Gewerbe mobilisiert gegen Abgabe

Der Schweizerische Gewerbeverband lanciert eine Digitalkampagne unter dem Motto «1 x zahlen ist genug!».

Auf einer Kampagnen-Website können Unternehmerinnen und Unternehmer eigene Testimonial-Grafiken für Social Media erstellen. Die Website bietet einen Konfigurator, mit dem Nutzer personalisierte Kampagnenbilder generieren können.

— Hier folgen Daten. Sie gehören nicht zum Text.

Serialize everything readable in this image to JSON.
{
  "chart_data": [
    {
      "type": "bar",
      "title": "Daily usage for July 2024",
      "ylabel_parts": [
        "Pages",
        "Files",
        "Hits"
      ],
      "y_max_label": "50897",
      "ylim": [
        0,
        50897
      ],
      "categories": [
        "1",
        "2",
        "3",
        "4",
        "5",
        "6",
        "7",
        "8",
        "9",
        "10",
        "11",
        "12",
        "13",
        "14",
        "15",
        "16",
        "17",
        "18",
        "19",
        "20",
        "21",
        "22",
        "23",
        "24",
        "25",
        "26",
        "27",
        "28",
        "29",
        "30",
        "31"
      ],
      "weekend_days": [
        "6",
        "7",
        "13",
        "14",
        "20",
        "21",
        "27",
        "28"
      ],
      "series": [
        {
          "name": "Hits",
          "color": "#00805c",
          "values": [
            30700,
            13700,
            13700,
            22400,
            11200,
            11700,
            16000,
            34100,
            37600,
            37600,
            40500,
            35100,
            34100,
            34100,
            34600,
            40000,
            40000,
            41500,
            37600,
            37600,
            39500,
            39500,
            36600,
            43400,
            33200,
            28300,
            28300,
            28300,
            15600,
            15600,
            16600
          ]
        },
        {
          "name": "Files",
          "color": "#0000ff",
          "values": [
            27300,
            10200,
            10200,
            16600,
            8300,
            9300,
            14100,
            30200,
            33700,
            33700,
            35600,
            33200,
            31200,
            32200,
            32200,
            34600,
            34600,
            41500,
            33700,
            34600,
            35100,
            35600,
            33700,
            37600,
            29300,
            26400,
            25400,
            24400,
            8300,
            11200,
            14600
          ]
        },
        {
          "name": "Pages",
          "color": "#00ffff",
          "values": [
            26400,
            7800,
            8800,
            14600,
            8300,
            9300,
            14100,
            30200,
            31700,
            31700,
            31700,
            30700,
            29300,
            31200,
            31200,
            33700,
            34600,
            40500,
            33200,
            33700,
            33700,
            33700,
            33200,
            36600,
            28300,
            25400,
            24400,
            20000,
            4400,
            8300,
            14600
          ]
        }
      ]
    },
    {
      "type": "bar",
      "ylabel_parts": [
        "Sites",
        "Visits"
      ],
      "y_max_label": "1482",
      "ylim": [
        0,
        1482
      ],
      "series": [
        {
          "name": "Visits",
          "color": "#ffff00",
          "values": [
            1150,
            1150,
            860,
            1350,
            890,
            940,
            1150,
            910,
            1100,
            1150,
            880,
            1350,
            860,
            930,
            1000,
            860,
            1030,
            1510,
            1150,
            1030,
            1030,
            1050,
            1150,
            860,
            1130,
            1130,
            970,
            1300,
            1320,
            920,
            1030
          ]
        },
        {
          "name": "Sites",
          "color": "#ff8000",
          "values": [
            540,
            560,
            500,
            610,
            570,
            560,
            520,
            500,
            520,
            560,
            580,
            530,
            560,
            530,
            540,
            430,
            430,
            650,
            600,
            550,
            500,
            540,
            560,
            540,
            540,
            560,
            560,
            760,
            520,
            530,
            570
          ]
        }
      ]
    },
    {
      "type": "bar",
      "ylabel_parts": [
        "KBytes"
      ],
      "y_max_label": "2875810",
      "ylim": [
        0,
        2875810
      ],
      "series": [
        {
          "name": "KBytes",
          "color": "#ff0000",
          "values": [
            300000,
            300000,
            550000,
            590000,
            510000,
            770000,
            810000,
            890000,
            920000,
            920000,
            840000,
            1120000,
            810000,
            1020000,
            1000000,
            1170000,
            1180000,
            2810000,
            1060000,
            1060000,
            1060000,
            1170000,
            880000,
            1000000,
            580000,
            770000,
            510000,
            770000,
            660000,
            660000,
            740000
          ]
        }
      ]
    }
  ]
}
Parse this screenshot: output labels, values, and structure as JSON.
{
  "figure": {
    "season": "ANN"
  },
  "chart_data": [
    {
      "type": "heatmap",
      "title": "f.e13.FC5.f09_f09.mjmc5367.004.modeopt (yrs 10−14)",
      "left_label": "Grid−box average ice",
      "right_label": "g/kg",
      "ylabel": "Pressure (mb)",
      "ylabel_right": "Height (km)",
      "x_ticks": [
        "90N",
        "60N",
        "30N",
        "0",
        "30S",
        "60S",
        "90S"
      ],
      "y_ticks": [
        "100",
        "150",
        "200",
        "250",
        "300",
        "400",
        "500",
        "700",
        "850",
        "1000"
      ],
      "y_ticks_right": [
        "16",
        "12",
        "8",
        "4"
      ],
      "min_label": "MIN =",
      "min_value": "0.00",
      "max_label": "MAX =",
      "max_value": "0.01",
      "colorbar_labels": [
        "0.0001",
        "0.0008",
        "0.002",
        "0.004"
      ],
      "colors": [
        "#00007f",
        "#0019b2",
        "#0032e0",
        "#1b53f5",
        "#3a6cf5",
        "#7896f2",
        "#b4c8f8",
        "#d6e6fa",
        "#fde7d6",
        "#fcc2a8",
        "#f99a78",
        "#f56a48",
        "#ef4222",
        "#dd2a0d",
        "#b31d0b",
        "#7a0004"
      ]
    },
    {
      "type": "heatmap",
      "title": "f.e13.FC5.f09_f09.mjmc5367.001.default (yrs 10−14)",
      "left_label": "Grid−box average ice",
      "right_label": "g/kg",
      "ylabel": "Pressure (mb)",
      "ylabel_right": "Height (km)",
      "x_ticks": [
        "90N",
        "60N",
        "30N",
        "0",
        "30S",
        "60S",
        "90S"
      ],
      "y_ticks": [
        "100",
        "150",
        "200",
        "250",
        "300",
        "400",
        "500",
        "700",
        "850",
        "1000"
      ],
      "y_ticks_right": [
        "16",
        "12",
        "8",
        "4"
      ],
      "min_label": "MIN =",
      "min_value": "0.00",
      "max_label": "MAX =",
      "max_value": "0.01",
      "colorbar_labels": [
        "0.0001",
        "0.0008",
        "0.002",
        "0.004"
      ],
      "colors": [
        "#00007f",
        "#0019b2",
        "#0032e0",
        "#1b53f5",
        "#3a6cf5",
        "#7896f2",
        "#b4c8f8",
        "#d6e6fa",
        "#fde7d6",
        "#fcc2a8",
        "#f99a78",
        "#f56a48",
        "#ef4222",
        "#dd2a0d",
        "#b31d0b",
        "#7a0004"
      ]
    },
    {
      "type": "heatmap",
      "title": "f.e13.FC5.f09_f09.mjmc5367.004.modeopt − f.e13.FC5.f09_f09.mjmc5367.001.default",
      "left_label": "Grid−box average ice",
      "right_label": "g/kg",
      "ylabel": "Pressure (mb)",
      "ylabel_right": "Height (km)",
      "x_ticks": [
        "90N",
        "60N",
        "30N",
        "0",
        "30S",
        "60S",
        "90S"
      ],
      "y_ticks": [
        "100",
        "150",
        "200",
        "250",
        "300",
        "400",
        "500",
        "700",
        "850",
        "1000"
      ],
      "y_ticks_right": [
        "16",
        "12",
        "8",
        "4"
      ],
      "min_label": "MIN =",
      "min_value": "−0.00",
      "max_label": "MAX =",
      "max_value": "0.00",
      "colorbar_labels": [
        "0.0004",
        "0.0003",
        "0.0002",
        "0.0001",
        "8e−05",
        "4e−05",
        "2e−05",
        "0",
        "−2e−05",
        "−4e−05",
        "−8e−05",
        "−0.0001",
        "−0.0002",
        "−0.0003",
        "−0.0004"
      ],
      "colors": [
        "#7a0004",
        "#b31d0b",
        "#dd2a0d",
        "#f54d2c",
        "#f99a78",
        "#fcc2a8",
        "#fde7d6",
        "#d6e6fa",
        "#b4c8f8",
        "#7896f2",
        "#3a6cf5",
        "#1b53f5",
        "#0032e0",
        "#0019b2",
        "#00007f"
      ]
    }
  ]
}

Zur Auswahl stehen acht vorgefertigte Aussagen, darunter «Ich investiere lieber in Mitarbeiterinnen und Mitarbeiter, nicht in Zwangsgebühren» oder «Die Doppelsteuer für das Gewerbe ist unfair». Ein Ja zur Initiative würde 148'000 Unternehmen von der Mediensteuer befreien.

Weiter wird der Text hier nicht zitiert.